Thanks to the stringent abortion restrictions that the Texas legislature enacted this summer, thousands of women in the Lone Star State will be unable to access reproductive care over the upcoming year, according to a new study from the University of Texas. Researchers estimated that decreased access to abortion clinics will result in about 22,286 Texas women left unable to legally terminate a pregnancy — which works out to be about one in every three women trying to get an abortion.

The research is part of the Texas Evaluation Project, a three-year study that seeks to investigate the implications of the mounting pile of state laws restricting abortion and slashing family planning funds. The results were submitted to federal court this week by a group of reproductive rights advocates who are hoping to block the newest law from taking effect.

Texas’ most recent attack on abortion rights — which inspired massive grassroots protests for weeks, and ultimately led to Sen. Wendy Davis’ (D) famous filibuster — requires providers to gain admitting privileges from local hospitals. That medically unnecessary policy has already been blocked in several other states.

UT sociology professor Joseph Potter, who led the new research project, explained to the court that many abortion clinics won’t be able to comply with the admitting privilege requirement. Potter and his fellow researchers estimate that more than one-third of the state’s clinics will be forced to close, while others will have to “severely” cut their services. Seven counties in Texas — Travis, Bexar, Harris, Dallas, El Paso, Jefferson and Nueces — will be left without a single abortion clinic at all.

Using recent state data, the researchers estimated that the closures will force significantly more women to drive more than 100 miles to access abortion services. In 2011, 2,440 women had to make a trip that was longer than 100 miles to get to a clinic. But under the new law, that number will rise to nearly 6,000 women.

Once it’s significantly harder to get to a clinic, that will “present an insurmountable obstacle to some Texas women seeking an abortion,” Potter writes. Previous research from the Texas Evaluation Project has confirmed that low-income women often can’t afford the time or money that it takes to travel to a clinic. Combined with the other barriers that economically disadvantaged women face, fewer clinics will ultimately result in fewer women being able to access safe and legal reproductive health care.

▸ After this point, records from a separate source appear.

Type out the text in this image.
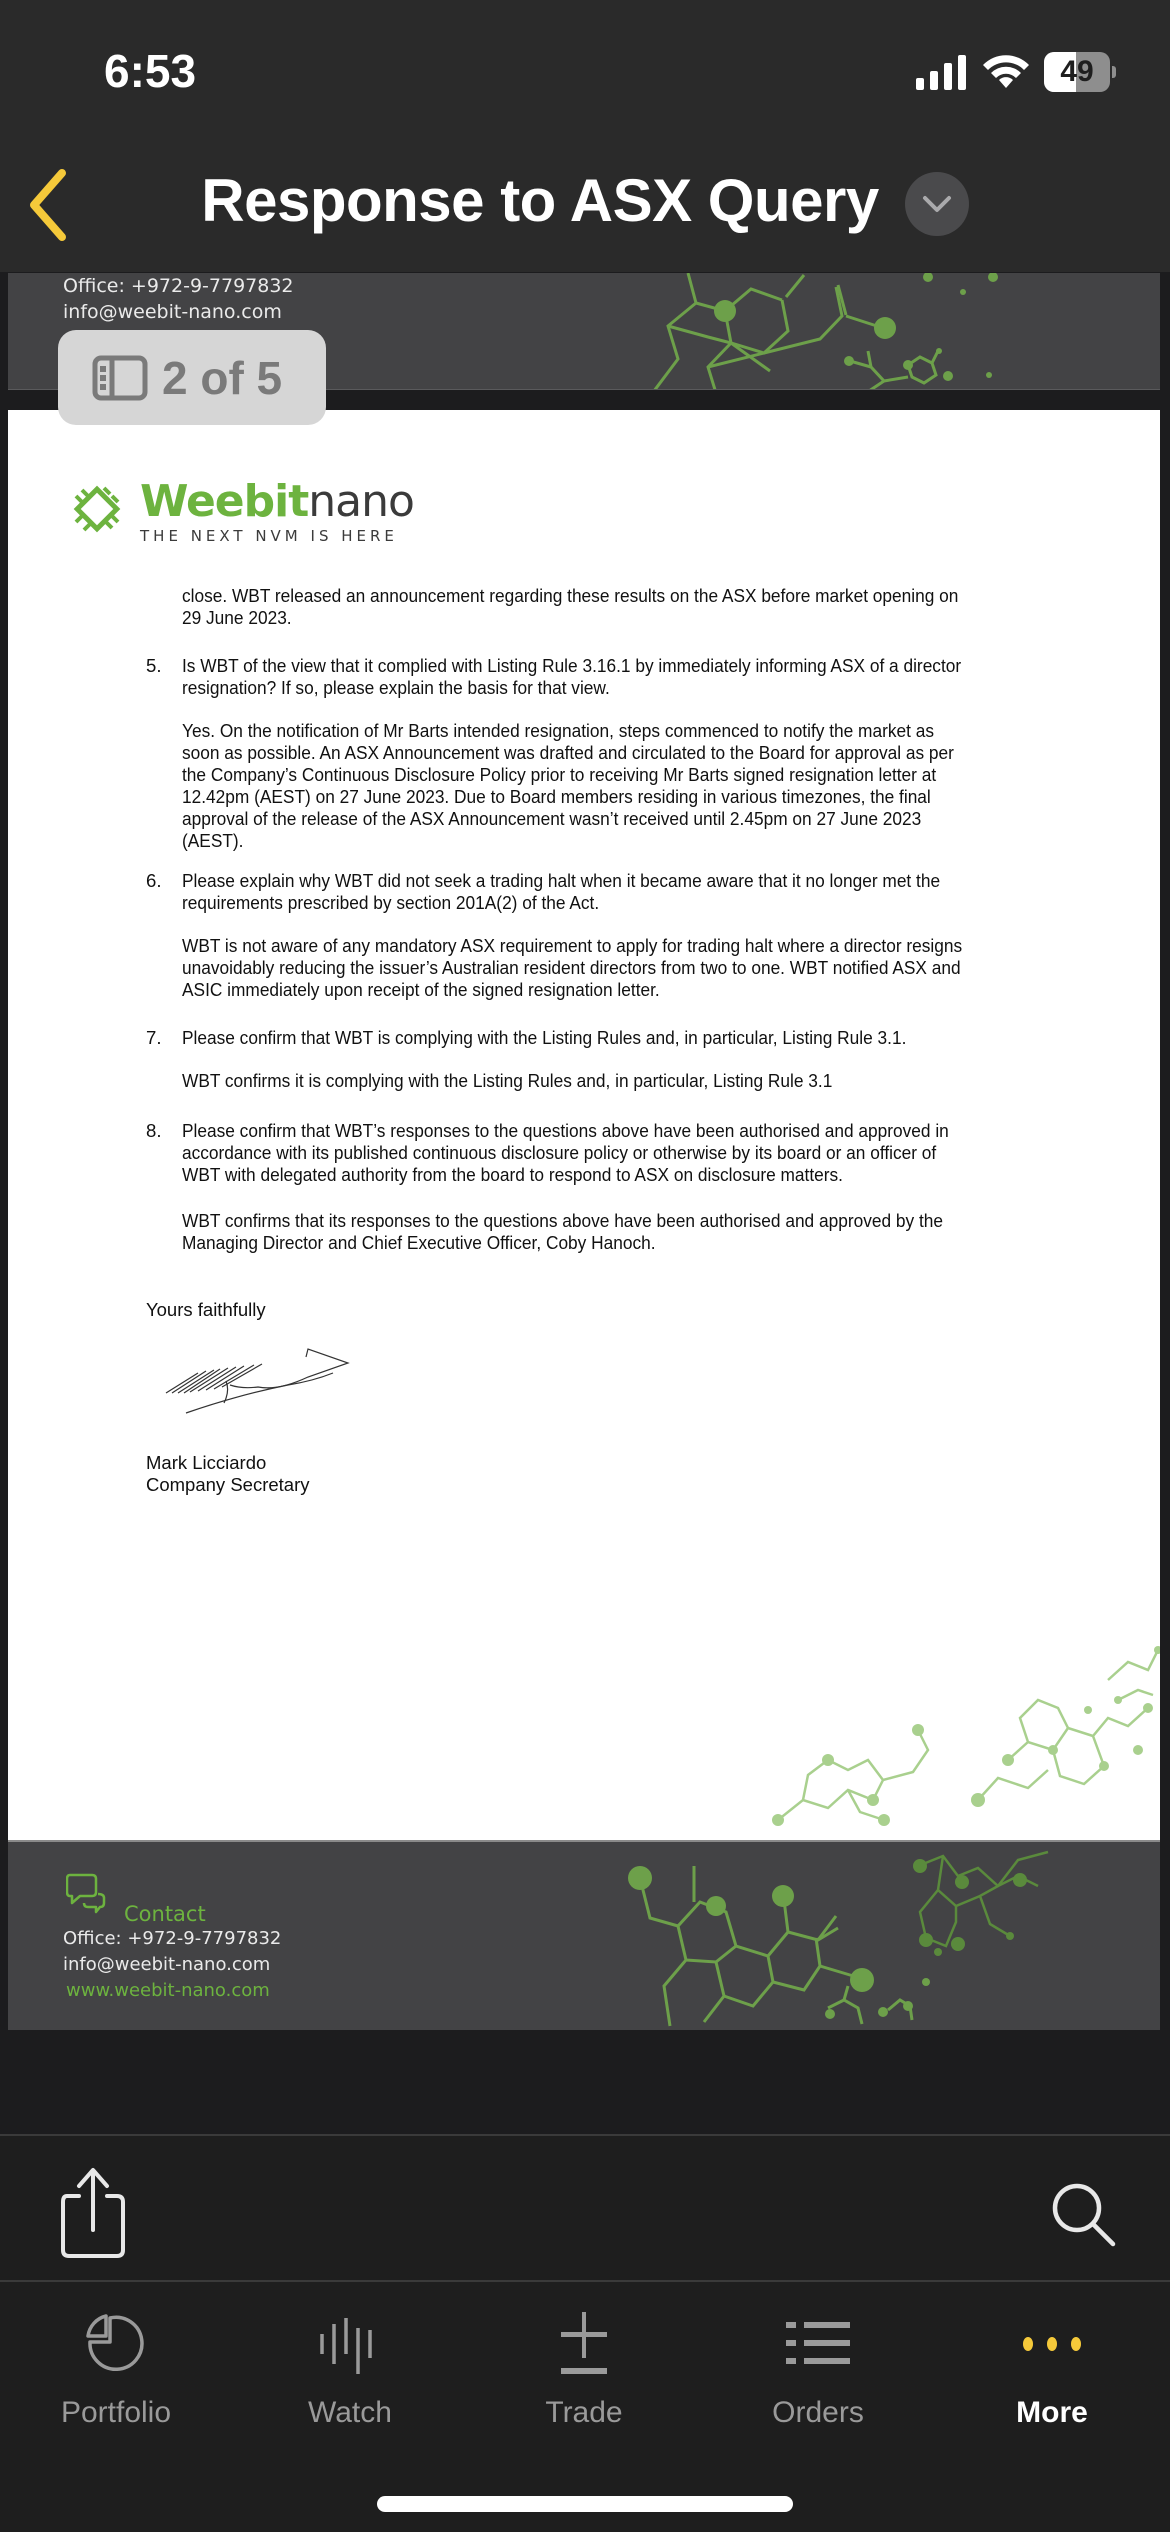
6:53	49
Response to ASX Query
Office: +972-9-7797832
info@weebit-nano.com
Weebitnano
THE NEXT NVM IS HERE
close. WBT released an announcement regarding these results on the ASX before market opening on
29 June 2023.
5. Is WBT of the view that it complied with Listing Rule 3.16.1 by immediately informing ASX of a director
resignation? If so, please explain the basis for that view.
Yes. On the notification of Mr Barts intended resignation, steps commenced to notify the market as
soon as possible. An ASX Announcement was drafted and circulated to the Board for approval as per
the Company’s Continuous Disclosure Policy prior to receiving Mr Barts signed resignation letter at
12.42pm (AEST) on 27 June 2023. Due to Board members residing in various timezones, the final
approval of the release of the ASX Announcement wasn’t received until 2.45pm on 27 June 2023
(AEST).
6. Please explain why WBT did not seek a trading halt when it became aware that it no longer met the
requirements prescribed by section 201A(2) of the Act.
WBT is not aware of any mandatory ASX requirement to apply for trading halt where a director resigns
unavoidably reducing the issuer’s Australian resident directors from two to one. WBT notified ASX and
ASIC immediately upon receipt of the signed resignation letter.
7. Please confirm that WBT is complying with the Listing Rules and, in particular, Listing Rule 3.1.
WBT confirms it is complying with the Listing Rules and, in particular, Listing Rule 3.1
8. Please confirm that WBT’s responses to the questions above have been authorised and approved in
accordance with its published continuous disclosure policy or otherwise by its board or an officer of
WBT with delegated authority from the board to respond to ASX on disclosure matters.
WBT confirms that its responses to the questions above have been authorised and approved by the
Managing Director and Chief Executive Officer, Coby Hanoch.
Yours faithfully
Mark Licciardo
Company Secretary
Contact
Office: +972-9-7797832
info@weebit-nano.com
www.weebit-nano.com
2 of 5
Portfolio	Watch	Trade	Orders	More
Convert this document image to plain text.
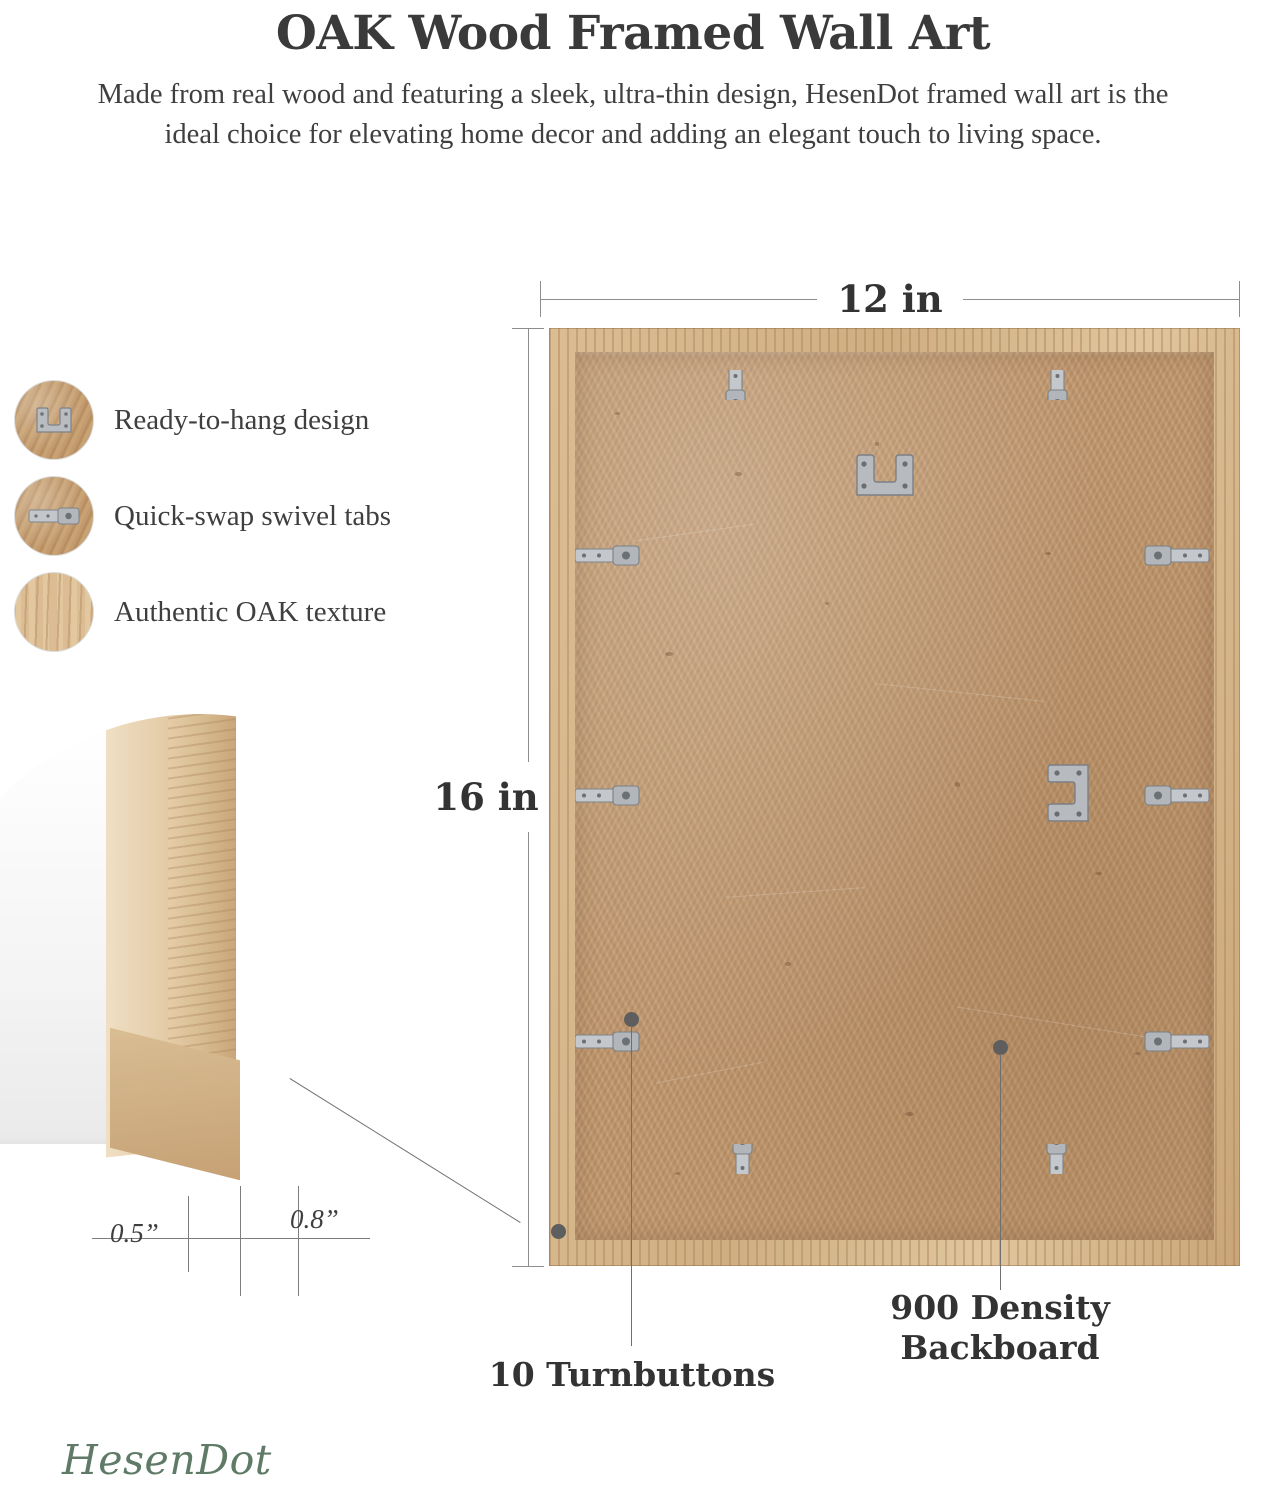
OAK Wood Framed Wall Art
Made from real wood and featuring a sleek, ultra-thin design, HesenDot framed wall art is the ideal choice for elevating home decor and adding an elegant touch to living space.
Ready-to-hang design
Quick-swap swivel tabs
Authentic OAK texture
12 in
16 in
0.5”	0.8”
10 Turnbuttons
900 Density
Backboard
HesenDot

Women’s health experts have been warning about the negative impacts of Texas’ new restrictions for months. In order to make a similar point about just how difficult it will be to access reproductive care in the Lone Star State, three women recently announced they’re producing a new video game that will challenge users to navigate Texas’ harsh new law and attempt to successfully get an abortion. Health providers in the state expect an increasing number of poor women to cross the border into Mexico to seek out illegal abortion care.